Cumhuriyetçi Türk Partisi (CTP), Genel Başkanı Tufan Erhürman sosyal medyadan yaptığı açıklamada yabancılara yönelik mülk satışını eleştirdi.
Erhürman, “Bilinsin ki ne "biz söylemiştik" diye böbürlenecek, ne de "ayıklayın pirincin taşını" diyerek sevineceğiz. "Herkesi duvara toslatacaksınız" demiştik. Duvara toslatanlar çözüm üretemeyecekler elbette. Yaratılan bu zararın tamamen giderilmesi de çok zor” ifadelerini kullandı.
Açıklama şöyle:
Bir günde mülkiyet ile ilgili üç ayrı haber:
1. KKTC'de apartman dairesi fiyatları üç yılda sterlin bazında % 92 yükseldi (Yenidüzen).
2. Emlakçılar Birliği Başkanı Hasan Sungur: Güney'deki tutuklama ve yargılamaların da etkisiyle "iki aydır neredeyse emlak satışları durdu" (Haber Kıbrıs)
3. Sn. Hristodulidis, hükumetinin konuyu "siyasi hale getirmediğini ve bunun bir insan hakları meselesi olduğunu" belirttikten sonra, "Rum mallarını 'gasp edenlerin' cezalandırılması için her şeyi yapacağını" söyledi. (Kıbrıs Postası)
Üç yılı aşkın bir süreden beri yabancılara mülk satışı konusunda doğru dürüst bir düzenleme getirilmezse "içeride de, dışarıda da başımıza çok işler geleceğini, bu işlerin inşaat sektörünün sürdürülebilirliğini de tehdit edeceğini, bunun yalnızca sektörde değil, ekonominin genelinde sarsıntı yaratacağını" söylüyoruz.
Önce kimse kulak asmadı, "yürüyün da gorkmayın" denildi, duvara doğru hızlı adımlarla yüründü. Sonra tehlike biraz hissedilir gibi oldu, yasa çalışması yapıyoruz denildi ama ortaya çıkan yasalarla tabir-i caizse dağ fare doğurdu.
Tüm bunların sonucunda, içeride taşınmaz mal fiyatları ve kiralar KKTC yurttaşlarının alım gücünü katbekat aşacak şekilde arttı. Kıbrıs Türk halkı mülksüzleşme ve yurtsuzlaşma endişeleriyle baş başa bırakıldı.
Ardından Kıbrıs Rum Yönetimi'nin (daha önce de yapıldığı gibi), Kıbrıs'taki mülkiyet sorununu ve kişilerin mülkiyet hakkını araçsallaştırarak "siyasi kazanım elde etme" ve Dışişleri Bakanı Sn. Kombos'un deyişiyle, KKTC ekonomisine yönelik "endişe yaratma" amaçlı girişimleri gündeme geldi.

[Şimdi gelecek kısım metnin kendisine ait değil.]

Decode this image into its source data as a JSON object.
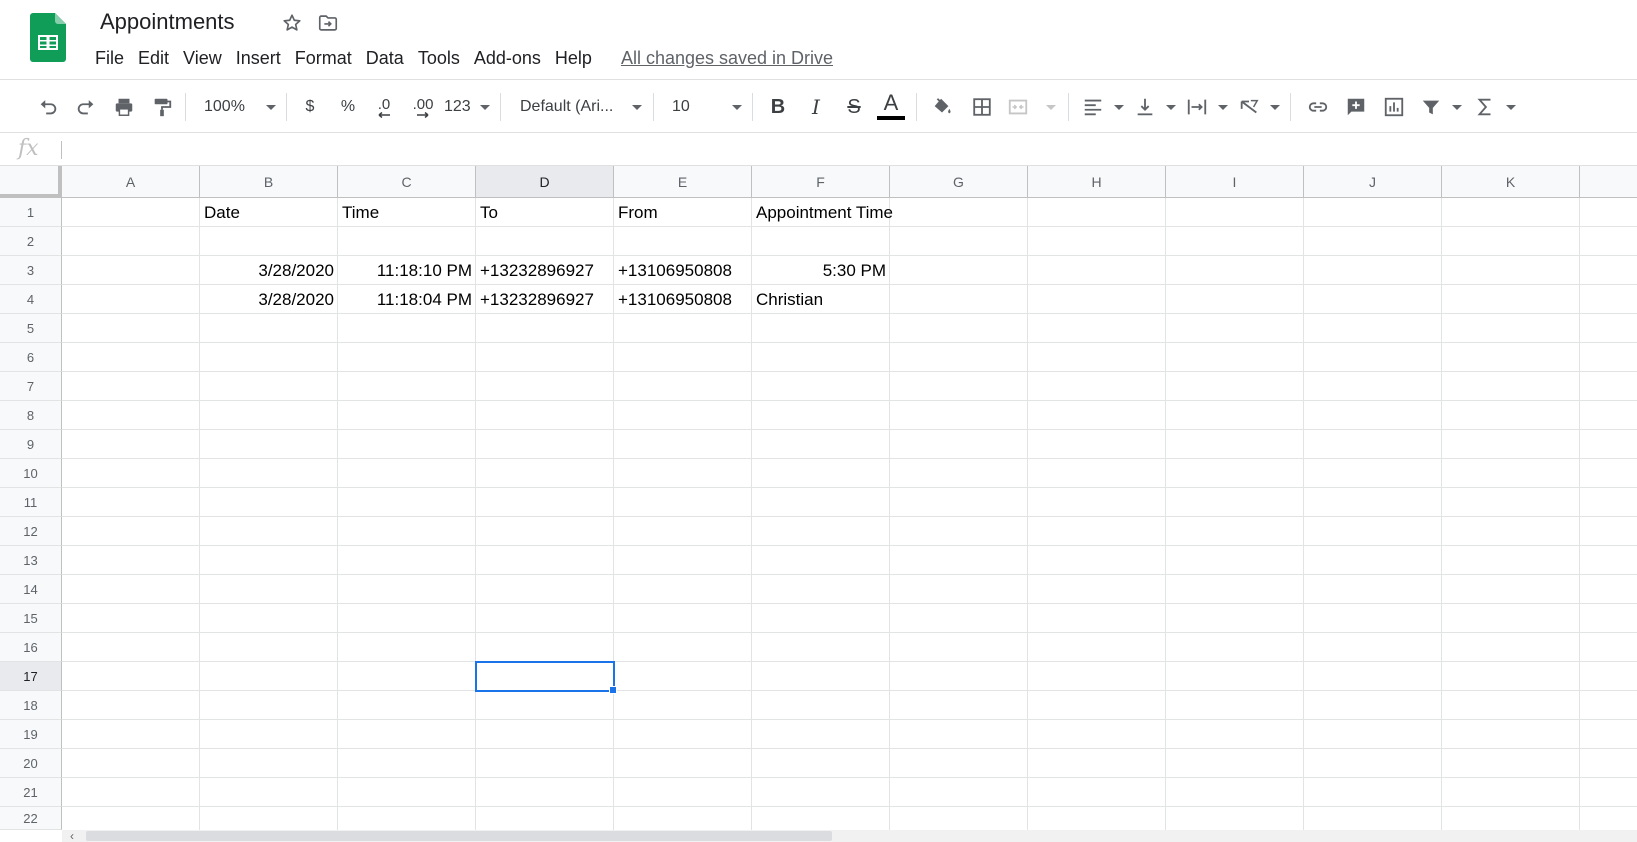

Üstüne üstlük bütün bunlar, Kıbrıs'ta BM Güvenlik Konseyi kararlarıyla oluşan müzakere zemininin reddedildiği, çözüme kadarki dönemde uluslararası hukuka mümkün olduğunca entegre olma çabasının unutulduğu ve uluslararası toplumla diyalogun asgari düzeye indirildiği bir dönemde yaşandı.
Şu anda ortadaki sıkıntının hikayesi bu! İçeride de dışarıda da başımıza işler geldi ve inşaat sektörünün sürdürülebilirliği riske girdi.
Bilinsin ki ne "biz söylemiştik" diye böbürlenecek, ne de "ayıklayın pirincin taşını" diyerek sevineceğiz. "Herkesi duvara toslatacaksınız" demiştik. Duvara toslatanlar çözüm üretemeyecekler elbette. Yaratılan bu zararın tamamen giderilmesi de çok zor.
Ama mümkün olan en az zararla çıkış için çözüm var.
İşe çözümsüzlüğü çözüm olarak tanımlamaktan, uluslararası hukuku görmezden gelmekten vazgeçerek ve uluslararası toplumla diyalogun önemini kavrayarak başlamak gerek!